Abstract
Speech processing is highly incremental. It is widely accepted that listeners continuously use the linguistic context to anticipate upcoming concepts, words and phonemes. However, previous evidence supports two seemingly contradictory models of how predictive cues are integrated with bottom-up evidence: Classic psycholinguistic paradigms suggest a two-stage model, in which acoustic input is represented fleetingly in a local, context-free manner, but quickly integrated with contextual constraints. This contrasts with the view that the brain constructs a single unified interpretation of the input, which fully integrates available information across representational hierarchies and predictively modulates even earliest sensory representations. To distinguish these hypotheses, we tested magnetoencephalography responses to continuous narrative speech for signatures of unified and local predictive models. Results provide evidence for some aspects of both. Local context models, one based on sublexical phoneme sequences, and one based on the phonemes in the current word alone, do uniquely predict some part of early neural responses; at the same time, even early responses to phonemes also reflect a unified model that incorporates sentence level constraints to predict upcoming phonemes.
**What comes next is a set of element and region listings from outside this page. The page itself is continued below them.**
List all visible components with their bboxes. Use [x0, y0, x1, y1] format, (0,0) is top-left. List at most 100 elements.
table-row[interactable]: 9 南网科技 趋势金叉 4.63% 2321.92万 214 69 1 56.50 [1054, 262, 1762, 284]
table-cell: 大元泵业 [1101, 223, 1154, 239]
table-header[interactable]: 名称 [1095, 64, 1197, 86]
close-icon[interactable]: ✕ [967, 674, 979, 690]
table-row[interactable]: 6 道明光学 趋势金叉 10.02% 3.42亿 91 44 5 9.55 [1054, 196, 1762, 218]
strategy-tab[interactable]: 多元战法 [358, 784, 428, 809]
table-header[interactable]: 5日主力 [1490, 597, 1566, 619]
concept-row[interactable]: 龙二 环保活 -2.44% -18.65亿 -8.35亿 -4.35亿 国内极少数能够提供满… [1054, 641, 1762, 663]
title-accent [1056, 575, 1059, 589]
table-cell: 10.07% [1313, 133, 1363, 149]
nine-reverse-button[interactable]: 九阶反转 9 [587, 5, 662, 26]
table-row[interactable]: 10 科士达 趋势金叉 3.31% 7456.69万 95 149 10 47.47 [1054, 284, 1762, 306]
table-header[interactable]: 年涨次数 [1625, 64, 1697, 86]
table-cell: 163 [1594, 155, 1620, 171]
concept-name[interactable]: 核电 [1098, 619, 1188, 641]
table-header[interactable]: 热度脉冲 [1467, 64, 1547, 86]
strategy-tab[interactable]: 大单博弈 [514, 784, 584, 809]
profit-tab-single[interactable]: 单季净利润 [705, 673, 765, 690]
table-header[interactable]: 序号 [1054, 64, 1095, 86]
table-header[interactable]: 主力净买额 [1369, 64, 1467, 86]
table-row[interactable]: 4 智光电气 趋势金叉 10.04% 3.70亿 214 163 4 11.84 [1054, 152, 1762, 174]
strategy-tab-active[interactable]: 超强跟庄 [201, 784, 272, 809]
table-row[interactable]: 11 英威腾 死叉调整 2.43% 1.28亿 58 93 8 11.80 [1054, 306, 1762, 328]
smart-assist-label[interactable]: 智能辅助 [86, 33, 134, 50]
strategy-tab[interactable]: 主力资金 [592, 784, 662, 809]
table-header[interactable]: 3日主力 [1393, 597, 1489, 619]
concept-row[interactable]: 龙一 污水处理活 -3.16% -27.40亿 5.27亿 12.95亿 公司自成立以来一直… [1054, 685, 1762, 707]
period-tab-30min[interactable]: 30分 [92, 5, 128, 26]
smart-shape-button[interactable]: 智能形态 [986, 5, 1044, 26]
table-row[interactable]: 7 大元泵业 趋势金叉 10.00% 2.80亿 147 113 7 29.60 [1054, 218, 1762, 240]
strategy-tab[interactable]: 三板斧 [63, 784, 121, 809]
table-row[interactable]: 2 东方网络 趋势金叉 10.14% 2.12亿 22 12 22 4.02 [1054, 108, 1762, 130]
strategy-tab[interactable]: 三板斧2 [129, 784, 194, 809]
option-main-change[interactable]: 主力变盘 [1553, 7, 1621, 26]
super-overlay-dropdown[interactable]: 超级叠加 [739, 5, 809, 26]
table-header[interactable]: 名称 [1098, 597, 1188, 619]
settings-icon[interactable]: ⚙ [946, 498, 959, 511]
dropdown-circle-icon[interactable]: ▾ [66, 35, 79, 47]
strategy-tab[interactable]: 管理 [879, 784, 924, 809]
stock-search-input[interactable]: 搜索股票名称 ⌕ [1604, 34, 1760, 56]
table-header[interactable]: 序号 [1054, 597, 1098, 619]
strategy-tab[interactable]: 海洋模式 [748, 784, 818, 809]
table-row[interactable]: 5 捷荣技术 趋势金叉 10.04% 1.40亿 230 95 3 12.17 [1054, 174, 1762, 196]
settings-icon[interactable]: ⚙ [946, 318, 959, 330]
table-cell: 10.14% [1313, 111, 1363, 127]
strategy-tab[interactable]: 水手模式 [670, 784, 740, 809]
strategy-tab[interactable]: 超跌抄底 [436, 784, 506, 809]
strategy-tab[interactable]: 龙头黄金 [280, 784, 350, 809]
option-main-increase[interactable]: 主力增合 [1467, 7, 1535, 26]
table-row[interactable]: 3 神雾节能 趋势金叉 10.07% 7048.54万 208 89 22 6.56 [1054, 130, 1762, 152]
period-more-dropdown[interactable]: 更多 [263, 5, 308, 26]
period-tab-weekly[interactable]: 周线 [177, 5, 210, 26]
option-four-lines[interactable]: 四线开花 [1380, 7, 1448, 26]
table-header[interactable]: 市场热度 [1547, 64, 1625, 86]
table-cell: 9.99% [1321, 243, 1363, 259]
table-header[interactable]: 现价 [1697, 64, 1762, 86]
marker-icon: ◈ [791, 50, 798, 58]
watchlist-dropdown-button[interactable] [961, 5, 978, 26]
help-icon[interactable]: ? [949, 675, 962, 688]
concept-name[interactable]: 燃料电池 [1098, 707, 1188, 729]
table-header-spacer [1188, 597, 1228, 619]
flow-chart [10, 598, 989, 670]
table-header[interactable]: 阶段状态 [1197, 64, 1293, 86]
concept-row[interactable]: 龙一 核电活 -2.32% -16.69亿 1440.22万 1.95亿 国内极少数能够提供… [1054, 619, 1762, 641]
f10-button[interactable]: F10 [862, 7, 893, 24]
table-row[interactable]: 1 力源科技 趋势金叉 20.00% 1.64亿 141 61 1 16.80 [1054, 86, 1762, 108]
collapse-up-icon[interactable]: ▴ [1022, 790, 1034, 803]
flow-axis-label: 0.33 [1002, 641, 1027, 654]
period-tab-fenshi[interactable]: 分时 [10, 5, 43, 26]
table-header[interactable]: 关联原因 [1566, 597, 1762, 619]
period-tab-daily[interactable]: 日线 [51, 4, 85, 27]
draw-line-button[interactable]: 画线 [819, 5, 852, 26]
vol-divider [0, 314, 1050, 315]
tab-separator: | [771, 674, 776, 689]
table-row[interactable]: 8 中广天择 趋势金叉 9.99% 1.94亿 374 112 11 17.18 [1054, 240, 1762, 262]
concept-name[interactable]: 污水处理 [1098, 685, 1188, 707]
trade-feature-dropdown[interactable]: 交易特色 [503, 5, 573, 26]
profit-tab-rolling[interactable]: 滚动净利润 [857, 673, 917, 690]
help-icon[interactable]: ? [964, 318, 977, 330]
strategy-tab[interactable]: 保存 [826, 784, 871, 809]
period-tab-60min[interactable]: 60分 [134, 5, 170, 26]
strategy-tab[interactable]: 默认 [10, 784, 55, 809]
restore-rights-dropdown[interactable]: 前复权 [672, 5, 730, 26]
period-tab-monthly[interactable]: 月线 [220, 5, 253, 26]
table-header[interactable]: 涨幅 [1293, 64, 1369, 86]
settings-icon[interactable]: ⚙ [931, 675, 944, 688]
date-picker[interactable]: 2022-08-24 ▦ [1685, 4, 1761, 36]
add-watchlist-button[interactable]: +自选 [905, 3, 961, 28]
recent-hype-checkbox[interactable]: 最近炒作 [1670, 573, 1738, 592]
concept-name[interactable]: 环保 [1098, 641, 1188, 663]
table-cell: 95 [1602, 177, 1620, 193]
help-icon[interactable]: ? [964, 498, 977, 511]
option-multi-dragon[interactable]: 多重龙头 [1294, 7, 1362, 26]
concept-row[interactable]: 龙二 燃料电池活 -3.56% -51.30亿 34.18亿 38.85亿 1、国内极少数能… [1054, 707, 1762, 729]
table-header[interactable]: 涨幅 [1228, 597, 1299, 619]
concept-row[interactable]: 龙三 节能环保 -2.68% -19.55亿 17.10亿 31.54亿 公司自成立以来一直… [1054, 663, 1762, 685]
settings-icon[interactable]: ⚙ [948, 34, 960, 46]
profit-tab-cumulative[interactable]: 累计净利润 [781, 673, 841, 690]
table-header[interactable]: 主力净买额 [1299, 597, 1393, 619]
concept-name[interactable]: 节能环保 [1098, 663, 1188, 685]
Neural source localization places the anatomical origins of the different predictive models in non-identical parts of the superior temporal lobes bilaterally, although the more local models tend to be right-lateralized. These results suggest that speech processing recruits both local and unified predictive models in parallel, reconciling previous disparate findings. Parallel models might make the perceptual system more robust, facilitate processing of unexpected inputs, and serve a function in language acquisition.
Competing Interest Statement
The authors have declared no competing interest.